The paper also presents three post-processing approaches to generate SEBBs: threshold-based, change-detection-based, and hybrid. These methods allow for more accurate event detection by considering both the presence confidence and the temporal extent of events. The results show that SEBBs significantly improve performance across a range of systems, with the best-performing system achieving a PSDS1 score of 0.703 and an F1-score of 0.734.
The paper concludes that SEBBs provide a more accurate and interpretable way to represent sound events, and that the proposed change-detection-based algorithm is an effective method for converting frame-level outputs into SEBBs. The results demonstrate that SEBBs significantly improve performance on the DCASE 2023 Challenge, setting a new state-of-the-art for sound event detection.This paper introduces Sound Event Bounding Boxes (SEBBs) as a new output format for sound event detection (SED) systems.

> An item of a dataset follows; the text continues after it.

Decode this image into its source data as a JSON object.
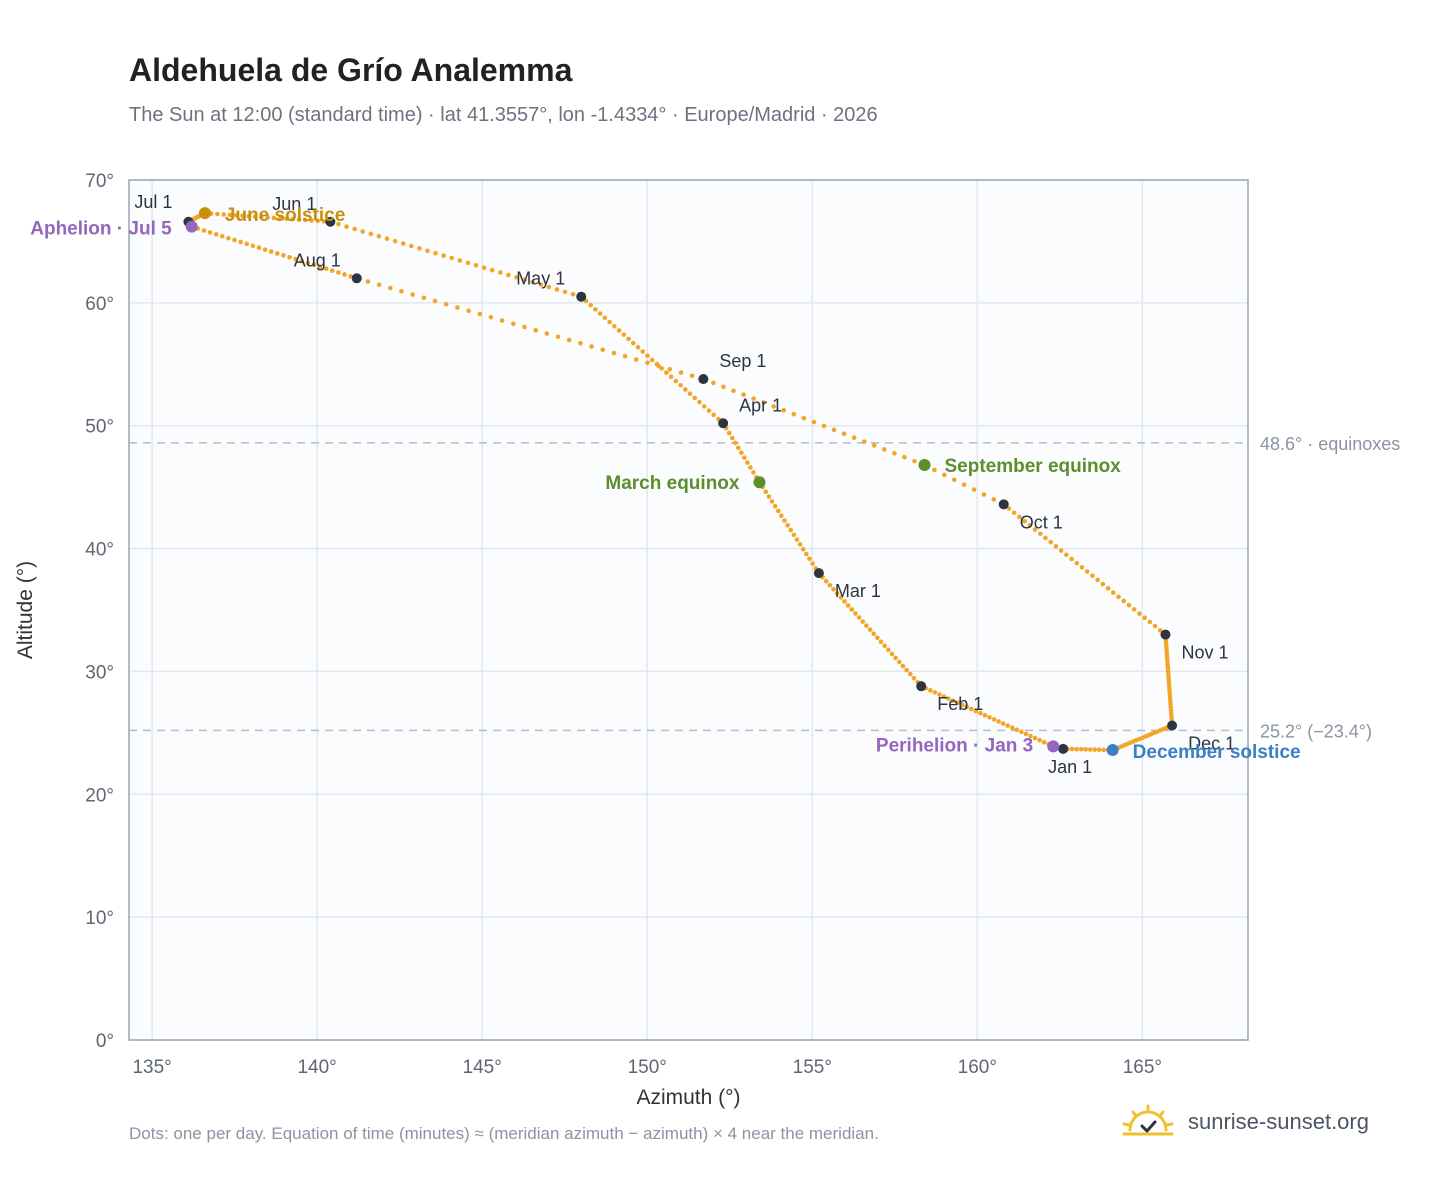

Traditional SED systems use frame-level presence confidence scores and thresholding to determine event boundaries, which can lead to suboptimal performance due to the coupling of event extent and confidence prediction. SEBBs decouple these aspects by representing each sound event as a tuple of class type, onset/offset times, and overall confidence. This format allows for more accurate and interpretable event detection, as the event's presence confidence is no longer tied to its temporal extent.

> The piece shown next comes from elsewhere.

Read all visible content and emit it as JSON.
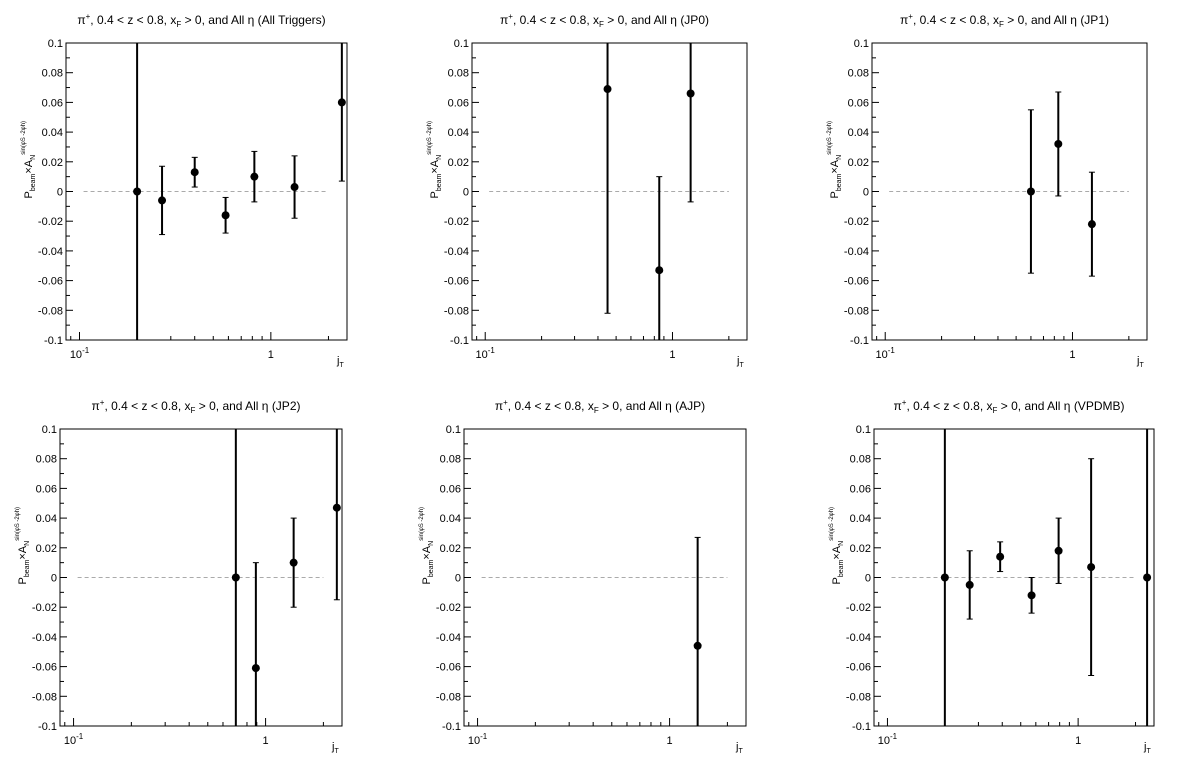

The paper proposes a change-detection-based algorithm to convert frame-level outputs into SEBBs, which significantly improves performance on the DCASE 2023 Challenge. The algorithm outperforms existing methods, boosting the state-of-the-art performance from 0.644 to 0.686 on the PSDS1 metric. The method is also effective for other evaluation metrics, such as the F1-score, achieving a new state-of-the-art of 0.706.
The paper also presents three post-processing approaches to generate SEBBs: threshold-based, change-detection-based, and hybrid. These methods allow for more accurate event detection by considering both the presence confidence and the temporal extent of events. The results show that SEBBs significantly improve performance across a range of systems, with the best-performing system achieving a PSDS1 score of 0.703 and an F1-score of 0.734.
The paper concludes that SEBBs provide a more accurate and interpretable way to represent sound events, and that the proposed change-detection-based algorithm is an effective method for converting frame-level outputs into SEBBs. The results demonstrate that SEBBs significantly improve performance on the DCASE 2023 Challenge, setting a new state-of-the-art for sound event detection.